An Oct. 6, 1878, dispatch from Charleston, Mississippi, printed Oct. 23, 1878, in a Jackson newspaper, noted that 12 deaths had occurred at Dr. Payne's house "six miles south of Charleston," including those of two of his grandchildren. Interestingly, his tombstone shows that Dr. Payne himself died on Oct. 3, 1878.
McHann said the story about the yellow fever and its mention of Dr. Payne piqued his curiosity and helped draw him to this cemetery.
Nearly three years ago, the local SCV chapter began cleaning tombstones in local cemeteries as a largely weekend community service project. No fee is charged.
Using hand-held plastic tank sprayers containing a solution called D/2, the SCV volunteers fan out, each step carefully and deliberately placed — even more so in wooded areas with heavy ground cover and sketchy terrain. They examine but do not disturb the headstones, and then they spray on the cleaning agent. No rubbing or scrubbing is involved.
According to its website, D/2 is a biodegradable liquid cleaner developed by conservators to safely remove stains from monuments and other architectural surfaces. It contains no acid, salts or bleach, is not a hazardous material and requires no special handling or protection.
The D/2 works over time to weather away stains. Rain helps to speed up the process, which results in the washing away of decades of buildup from exposure to the elements.
"We're just trying to go around and clean up as many historical sites here as we can find," said McHann, who noted that each grave marker has the power to convey history. Cleaning them, he added, makes it easier to read the messages etched on those stones, ensuring that each tribute to those the marble or granite memorializes can live on.
In addition to spraying the D/2, which McHann said costs about $80 a gallon — the nonprofit SCV camp does accept donations to help defray the cost of that expense — the group plans to come back in the fall and clear some of the undergrowth and saplings that have made this cemetery difficult to navigate and, in some instances, even threaten the headstones.

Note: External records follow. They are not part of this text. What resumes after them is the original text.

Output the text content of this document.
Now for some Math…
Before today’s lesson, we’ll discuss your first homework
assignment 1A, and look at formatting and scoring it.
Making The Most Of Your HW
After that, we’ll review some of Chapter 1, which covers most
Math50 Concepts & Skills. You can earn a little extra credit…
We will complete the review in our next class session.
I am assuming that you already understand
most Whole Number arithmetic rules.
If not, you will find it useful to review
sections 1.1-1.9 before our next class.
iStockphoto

"We want to kind of clear it up a little bit where you can get around in here and see," McHann noted. "If nothing else, we would at least like to get it where you can read the inscription on the stones."

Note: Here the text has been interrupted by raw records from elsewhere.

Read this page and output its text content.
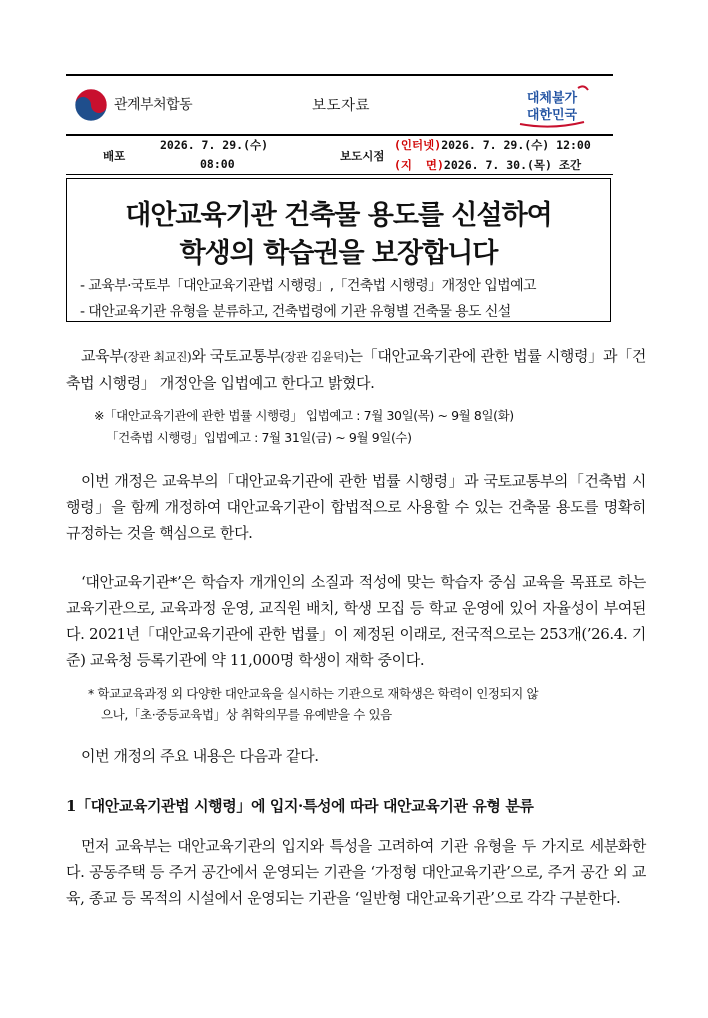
관계부처합동	보도자료	대체불가
대한민국
배포
2026. 7. 29.(수)
08:00
보도시점
(인터넷)2026. 7. 29.(수) 12:00
(지  면)2026. 7. 30.(목) 조간
대안교육기관 건축물 용도를 신설하여
학생의 학습권을 보장합니다
- 교육부·국토부「대안교육기관법 시행령」,「건축법 시행령」개정안 입법예고
- 대안교육기관 유형을 분류하고, 건축법령에 기관 유형별 건축물 용도 신설
교육부(장관 최교진)와 국토교통부(장관 김윤덕)는「대안교육기관에 관한 법률 시행령」과「건축법 시행령」 개정안을 입법예고 한다고 밝혔다.
※「대안교육기관에 관한 법률 시행령」 입법예고 : 7월 30일(목) ~ 9월 8일(화)
「건축법 시행령」입법예고 : 7월 31일(금) ~ 9월 9일(수)
이번 개정은 교육부의「대안교육기관에 관한 법률 시행령」과 국토교통부의「건축법 시행령」을 함께 개정하여 대안교육기관이 합법적으로 사용할 수 있는 건축물 용도를 명확히 규정하는 것을 핵심으로 한다.
‘대안교육기관*’은 학습자 개개인의 소질과 적성에 맞는 학습자 중심 교육을 목표로 하는 교육기관으로, 교육과정 운영, 교직원 배치, 학생 모집 등 학교 운영에 있어 자율성이 부여된다. 2021년「대안교육기관에 관한 법률」이 제정된 이래로, 전국적으로는 253개(’26.4. 기준) 교육청 등록기관에 약 11,000명 학생이 재학 중이다.
* 학교교육과정 외 다양한 대안교육을 실시하는 기관으로 재학생은 학력이 인정되지 않
으나,「초·중등교육법」상 취학의무를 유예받을 수 있음
이번 개정의 주요 내용은 다음과 같다.
1「대안교육기관법 시행령」에 입지·특성에 따라 대안교육기관 유형 분류
먼저 교육부는 대안교육기관의 입지와 특성을 고려하여 기관 유형을 두 가지로 세분화한다. 공동주택 등 주거 공간에서 운영되는 기관을 ‘가정형 대안교육기관’으로, 주거 공간 외 교육, 종교 등 목적의 시설에서 운영되는 기관을 ‘일반형 대안교육기관’으로 각각 구분한다.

He said the cemetery cleaning initiative evolved from a shared respect for history and for those who paved the way.
"We are all about honoring our ancestors," stated McHann, who said two of his ancestors from Virginia fought and died in the Revolutionary War.
In particular, the camp is interested in spraying the headstones of any and all military veterans from any and all wars when they have permission to do so, he added.

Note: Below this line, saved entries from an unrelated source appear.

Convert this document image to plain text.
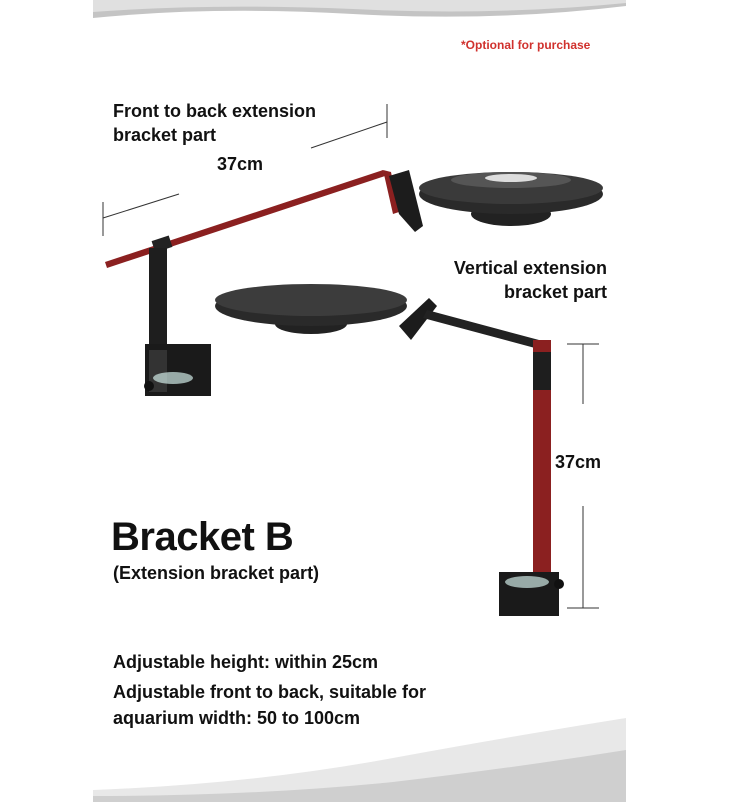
*Optional for purchase
Front to back extension
bracket part
37cm
Vertical extension
bracket part
37cm
Bracket B
(Extension bracket part)
Adjustable height: within 25cm
Adjustable front to back, suitable for
aquarium width: 50 to 100cm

"It doesn't matter whether they're a Confederate or what," McHann explained. "We're just trying to help out and clean up and, maybe, give people knowledge."
To date, the group has cleaned grave markers in several Tallahatchie County cemeteries, including one that sits atop an Indian mound in a farm field near Sumner. That one holds the graves of J.B. Sumner, the founder of the town of Sumner, as well as some of his family members.
They cleaned the Old Masonic Cemetery in Charleston. Established in 1850 by the local Masonic lodge, the cemetery is the oldest in the city and contains the graves of many of the area’s pioneers.
At Bethel Cemetery in the Enid-Teasdale community, they cleaned the headstones of all of the military veterans, including the grave markers of 22 Confederate soldiers.
They have worked at burial sites in Panola and Yalobusha counties and plan to soon clean markers at cemeteries in Duck Hill, where McHann said 29 Confederates killed in a railroad accident are buried alongside the tracks; Vaiden, where a cemetery contains the graves of 47 Confederates; and Durant.
Some especially old cemeteries are off the beaten path, not widely known about and even harder to get to, McHann said.
"A lot of time on these old ones, you don't really have access to them because you've got to go through private land to get to them," he noted.
In the case of the Smith Murphy Cemetery, the person who told SCV members about its location is an adjacent landowner and gave them permission to cross his land to reach it.
McHann and company said they are glad to help clean burial sites because those stones are a link to our shared history.
"A lot of it is lost; you just happen to come across it."